Think before you post: Everybody who uses social media is responsible for making sure that information they share is credible. To avoid contributing to the spread of misinformation, wait a few hours or even a day before sharing information that you saw on social media. This allows time to research the credibility of the information or allow additional details to emerge.

Don’t generalize: Many news outlets are sharing stories from people who have survived COVID-19 or have been impacted by the pandemic. Be careful to avoid sharing these experiential stories as representations of the overall impact of the coronavirus.

Take a break and unplug: Although staying informed is important during a crisis, it’s important to take time to step away from the news cycle and disconnect from social media. In addition, if your television is located in a central location in the home, make sure it is not always tuned into the news.

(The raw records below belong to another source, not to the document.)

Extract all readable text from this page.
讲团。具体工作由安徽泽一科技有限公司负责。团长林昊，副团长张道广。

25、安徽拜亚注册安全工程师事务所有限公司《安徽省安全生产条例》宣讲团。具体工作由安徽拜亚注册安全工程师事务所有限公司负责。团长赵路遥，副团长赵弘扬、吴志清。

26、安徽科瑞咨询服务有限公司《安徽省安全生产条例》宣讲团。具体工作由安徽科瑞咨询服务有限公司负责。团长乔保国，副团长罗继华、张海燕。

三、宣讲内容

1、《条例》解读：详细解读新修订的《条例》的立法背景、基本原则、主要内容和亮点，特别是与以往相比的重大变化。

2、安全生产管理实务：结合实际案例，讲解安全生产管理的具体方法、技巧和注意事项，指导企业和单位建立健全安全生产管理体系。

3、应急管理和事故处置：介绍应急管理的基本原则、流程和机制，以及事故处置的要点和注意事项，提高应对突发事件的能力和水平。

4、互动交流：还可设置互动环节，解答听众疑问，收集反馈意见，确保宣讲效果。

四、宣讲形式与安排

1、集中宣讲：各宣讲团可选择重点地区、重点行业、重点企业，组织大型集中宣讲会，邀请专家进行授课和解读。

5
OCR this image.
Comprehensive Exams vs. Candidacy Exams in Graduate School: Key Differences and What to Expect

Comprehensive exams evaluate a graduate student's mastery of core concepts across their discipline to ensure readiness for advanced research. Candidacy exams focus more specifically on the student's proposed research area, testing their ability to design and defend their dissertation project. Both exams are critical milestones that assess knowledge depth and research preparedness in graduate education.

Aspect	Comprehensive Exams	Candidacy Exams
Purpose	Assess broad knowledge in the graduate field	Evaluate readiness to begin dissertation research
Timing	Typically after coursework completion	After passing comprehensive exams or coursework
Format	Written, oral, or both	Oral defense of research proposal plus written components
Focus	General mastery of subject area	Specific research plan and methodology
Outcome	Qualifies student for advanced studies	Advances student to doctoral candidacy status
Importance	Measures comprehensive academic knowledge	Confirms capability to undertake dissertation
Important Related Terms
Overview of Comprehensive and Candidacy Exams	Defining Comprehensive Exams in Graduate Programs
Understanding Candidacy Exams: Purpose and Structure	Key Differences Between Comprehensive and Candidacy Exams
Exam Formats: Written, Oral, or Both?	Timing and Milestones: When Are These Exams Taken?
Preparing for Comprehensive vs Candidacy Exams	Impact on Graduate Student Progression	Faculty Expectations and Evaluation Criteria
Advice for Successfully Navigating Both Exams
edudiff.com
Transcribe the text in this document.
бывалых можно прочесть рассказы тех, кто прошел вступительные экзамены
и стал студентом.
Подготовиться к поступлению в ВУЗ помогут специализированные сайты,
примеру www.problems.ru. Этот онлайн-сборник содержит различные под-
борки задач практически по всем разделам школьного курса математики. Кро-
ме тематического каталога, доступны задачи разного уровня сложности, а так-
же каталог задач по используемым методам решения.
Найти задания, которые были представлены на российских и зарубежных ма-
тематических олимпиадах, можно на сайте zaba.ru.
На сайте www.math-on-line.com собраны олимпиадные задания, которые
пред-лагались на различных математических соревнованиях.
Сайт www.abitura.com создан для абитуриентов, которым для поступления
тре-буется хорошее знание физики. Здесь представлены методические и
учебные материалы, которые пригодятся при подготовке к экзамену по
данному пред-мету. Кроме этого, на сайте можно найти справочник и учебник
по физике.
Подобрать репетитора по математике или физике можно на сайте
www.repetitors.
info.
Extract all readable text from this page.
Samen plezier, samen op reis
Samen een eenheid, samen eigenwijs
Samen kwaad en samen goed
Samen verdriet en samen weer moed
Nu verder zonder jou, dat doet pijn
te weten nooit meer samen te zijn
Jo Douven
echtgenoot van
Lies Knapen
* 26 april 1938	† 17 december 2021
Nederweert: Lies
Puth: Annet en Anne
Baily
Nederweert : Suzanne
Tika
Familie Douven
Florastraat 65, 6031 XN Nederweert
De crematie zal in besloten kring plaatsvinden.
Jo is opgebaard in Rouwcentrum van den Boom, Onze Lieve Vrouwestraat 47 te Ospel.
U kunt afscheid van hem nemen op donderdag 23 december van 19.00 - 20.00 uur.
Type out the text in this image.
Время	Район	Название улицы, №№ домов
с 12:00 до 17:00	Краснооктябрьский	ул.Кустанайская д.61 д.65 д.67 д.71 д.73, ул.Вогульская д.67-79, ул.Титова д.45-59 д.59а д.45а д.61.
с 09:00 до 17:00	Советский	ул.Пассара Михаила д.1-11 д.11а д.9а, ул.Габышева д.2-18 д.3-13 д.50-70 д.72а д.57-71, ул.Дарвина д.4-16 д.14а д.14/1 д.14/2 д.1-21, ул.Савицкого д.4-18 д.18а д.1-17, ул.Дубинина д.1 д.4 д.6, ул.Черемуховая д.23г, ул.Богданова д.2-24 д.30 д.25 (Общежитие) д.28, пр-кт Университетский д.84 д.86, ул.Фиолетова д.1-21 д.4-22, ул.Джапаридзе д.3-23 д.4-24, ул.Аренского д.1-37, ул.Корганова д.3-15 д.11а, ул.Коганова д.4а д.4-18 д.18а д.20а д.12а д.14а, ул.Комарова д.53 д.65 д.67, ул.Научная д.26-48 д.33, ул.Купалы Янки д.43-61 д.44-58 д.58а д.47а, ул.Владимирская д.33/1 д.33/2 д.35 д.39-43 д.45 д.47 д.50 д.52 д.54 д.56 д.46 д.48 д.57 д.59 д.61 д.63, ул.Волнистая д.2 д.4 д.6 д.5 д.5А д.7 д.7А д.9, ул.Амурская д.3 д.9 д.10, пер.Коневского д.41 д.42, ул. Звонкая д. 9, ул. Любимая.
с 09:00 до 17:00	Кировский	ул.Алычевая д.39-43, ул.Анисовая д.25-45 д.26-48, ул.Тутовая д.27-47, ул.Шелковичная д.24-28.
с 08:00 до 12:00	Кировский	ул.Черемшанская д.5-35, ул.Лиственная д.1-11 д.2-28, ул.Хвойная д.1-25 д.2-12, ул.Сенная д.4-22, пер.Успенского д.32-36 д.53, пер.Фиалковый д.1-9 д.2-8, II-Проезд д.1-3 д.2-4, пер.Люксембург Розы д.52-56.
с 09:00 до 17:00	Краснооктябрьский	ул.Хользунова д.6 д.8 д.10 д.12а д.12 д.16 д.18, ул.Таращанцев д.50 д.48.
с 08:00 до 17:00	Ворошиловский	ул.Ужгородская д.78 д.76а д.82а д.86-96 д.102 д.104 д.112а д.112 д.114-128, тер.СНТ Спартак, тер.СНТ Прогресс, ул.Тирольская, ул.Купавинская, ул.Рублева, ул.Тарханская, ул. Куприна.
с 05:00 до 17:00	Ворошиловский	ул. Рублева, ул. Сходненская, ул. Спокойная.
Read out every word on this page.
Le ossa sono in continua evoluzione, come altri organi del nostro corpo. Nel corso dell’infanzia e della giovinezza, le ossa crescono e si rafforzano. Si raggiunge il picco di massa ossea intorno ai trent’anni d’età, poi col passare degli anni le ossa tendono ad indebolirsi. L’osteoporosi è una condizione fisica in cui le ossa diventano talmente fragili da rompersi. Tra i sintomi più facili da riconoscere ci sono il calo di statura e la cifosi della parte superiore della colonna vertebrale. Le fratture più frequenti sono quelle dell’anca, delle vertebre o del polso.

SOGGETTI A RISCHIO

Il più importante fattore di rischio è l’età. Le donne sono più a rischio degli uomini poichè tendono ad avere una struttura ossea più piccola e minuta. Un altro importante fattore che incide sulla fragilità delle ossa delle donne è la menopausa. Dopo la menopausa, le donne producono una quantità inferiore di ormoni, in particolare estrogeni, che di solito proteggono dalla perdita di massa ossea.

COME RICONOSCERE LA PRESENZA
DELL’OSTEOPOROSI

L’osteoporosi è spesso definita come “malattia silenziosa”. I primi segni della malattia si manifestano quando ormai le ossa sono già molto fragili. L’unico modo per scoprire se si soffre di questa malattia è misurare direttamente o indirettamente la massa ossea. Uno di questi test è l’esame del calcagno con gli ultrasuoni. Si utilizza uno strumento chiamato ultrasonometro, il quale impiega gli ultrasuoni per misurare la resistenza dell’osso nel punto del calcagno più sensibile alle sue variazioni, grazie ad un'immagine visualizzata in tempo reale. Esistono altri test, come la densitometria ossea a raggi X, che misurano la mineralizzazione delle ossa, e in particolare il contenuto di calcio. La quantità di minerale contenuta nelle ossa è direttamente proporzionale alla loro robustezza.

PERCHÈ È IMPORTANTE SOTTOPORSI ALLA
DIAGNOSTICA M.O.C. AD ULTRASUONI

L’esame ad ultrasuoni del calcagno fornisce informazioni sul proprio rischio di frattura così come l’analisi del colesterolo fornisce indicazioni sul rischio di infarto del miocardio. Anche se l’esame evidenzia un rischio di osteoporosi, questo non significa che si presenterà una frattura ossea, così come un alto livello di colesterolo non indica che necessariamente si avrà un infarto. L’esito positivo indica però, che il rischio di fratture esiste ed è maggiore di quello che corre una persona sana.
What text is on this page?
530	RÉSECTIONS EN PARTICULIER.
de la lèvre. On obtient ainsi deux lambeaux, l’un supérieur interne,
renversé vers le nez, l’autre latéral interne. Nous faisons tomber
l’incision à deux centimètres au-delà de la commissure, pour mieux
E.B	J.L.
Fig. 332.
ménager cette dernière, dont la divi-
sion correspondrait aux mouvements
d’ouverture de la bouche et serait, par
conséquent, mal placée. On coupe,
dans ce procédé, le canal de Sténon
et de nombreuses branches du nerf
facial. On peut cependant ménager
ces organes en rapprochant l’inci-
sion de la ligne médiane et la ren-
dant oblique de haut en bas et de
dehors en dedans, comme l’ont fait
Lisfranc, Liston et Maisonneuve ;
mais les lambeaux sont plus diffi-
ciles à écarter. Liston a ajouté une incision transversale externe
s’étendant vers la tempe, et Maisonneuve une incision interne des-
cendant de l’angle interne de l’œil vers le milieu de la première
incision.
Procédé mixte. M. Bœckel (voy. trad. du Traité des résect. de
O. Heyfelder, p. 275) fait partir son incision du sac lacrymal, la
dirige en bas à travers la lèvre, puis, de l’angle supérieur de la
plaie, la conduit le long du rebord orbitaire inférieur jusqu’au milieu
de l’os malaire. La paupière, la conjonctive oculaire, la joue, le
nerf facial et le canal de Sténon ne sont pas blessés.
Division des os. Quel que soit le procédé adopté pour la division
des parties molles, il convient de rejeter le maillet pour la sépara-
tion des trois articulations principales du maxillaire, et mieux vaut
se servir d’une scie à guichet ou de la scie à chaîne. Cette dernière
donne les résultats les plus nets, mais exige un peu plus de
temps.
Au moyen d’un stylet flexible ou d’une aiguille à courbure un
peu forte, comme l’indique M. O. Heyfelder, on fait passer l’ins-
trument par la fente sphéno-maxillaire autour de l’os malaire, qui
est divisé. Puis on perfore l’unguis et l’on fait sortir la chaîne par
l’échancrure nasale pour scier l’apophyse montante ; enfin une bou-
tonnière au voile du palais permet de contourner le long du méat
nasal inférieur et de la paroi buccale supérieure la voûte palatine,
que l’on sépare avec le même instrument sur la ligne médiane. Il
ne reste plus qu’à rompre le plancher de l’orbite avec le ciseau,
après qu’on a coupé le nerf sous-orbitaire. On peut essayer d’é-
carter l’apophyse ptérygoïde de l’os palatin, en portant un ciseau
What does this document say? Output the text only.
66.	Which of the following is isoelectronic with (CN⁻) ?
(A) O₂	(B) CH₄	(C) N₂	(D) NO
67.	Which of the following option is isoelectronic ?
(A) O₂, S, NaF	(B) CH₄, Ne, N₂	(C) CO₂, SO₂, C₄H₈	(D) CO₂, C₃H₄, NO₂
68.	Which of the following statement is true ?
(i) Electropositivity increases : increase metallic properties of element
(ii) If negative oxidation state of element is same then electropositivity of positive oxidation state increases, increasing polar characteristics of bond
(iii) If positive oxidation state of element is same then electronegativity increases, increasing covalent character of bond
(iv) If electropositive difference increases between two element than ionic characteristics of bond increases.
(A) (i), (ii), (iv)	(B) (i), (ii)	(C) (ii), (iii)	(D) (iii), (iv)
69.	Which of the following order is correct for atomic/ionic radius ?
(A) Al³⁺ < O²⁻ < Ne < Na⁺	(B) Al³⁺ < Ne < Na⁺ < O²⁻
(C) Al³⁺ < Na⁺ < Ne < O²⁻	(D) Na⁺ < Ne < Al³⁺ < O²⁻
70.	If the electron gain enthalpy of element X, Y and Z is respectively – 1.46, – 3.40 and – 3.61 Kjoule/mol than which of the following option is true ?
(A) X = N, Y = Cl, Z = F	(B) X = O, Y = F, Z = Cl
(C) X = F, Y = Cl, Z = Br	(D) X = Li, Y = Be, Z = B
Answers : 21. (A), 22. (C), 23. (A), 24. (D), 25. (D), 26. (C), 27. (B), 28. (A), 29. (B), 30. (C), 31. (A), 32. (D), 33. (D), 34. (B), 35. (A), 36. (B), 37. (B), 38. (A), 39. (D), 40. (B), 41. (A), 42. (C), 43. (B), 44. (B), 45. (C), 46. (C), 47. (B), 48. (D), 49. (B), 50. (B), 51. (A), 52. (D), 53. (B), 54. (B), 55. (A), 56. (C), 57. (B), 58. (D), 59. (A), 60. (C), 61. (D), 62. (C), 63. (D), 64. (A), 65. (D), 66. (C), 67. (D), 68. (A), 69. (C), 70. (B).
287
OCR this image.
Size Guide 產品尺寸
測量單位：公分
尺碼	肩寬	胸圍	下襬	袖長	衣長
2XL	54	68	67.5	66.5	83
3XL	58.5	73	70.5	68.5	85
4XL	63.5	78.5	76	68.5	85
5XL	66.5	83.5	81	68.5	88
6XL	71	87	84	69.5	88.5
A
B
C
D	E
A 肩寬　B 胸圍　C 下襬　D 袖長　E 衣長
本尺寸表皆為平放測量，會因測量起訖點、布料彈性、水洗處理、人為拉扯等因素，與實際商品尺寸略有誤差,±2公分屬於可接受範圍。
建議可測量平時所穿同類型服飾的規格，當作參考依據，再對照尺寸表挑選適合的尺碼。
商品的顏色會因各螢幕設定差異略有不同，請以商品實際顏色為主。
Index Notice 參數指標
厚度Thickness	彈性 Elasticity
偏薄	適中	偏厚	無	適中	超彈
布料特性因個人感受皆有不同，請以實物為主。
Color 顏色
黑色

Suggested Resources for Understanding Reliable Information 

The News Literacy Project:This educational nonprofit that offers programs to teach students to know what to trust in the digital age has developed a page dedicated to the coronavirus pandemic. The page features a list of reliable sources for getting information about COVID-19, as well as teacher resources, a breakdown of the data available about the virus and a series of posts addressing common rumors about the pandemic.

WHO Coronavirus Disease (COVID-19) Advice for the Public: Mythbusters: In addition to providing the latest developments and updates about the spread and prevention of the coronavirus, the World Health Organization (WHO) has developed a page dedicated to dispelling myths and rumors about the disease.

What’s New About Fake News?:Educators and parents can use this teaching activity to help students understand the context of fake news, types of misinformation and bias and how to identify fake social media accounts. The activity features several examples of fake news as well as supporting questions to guide the lesson.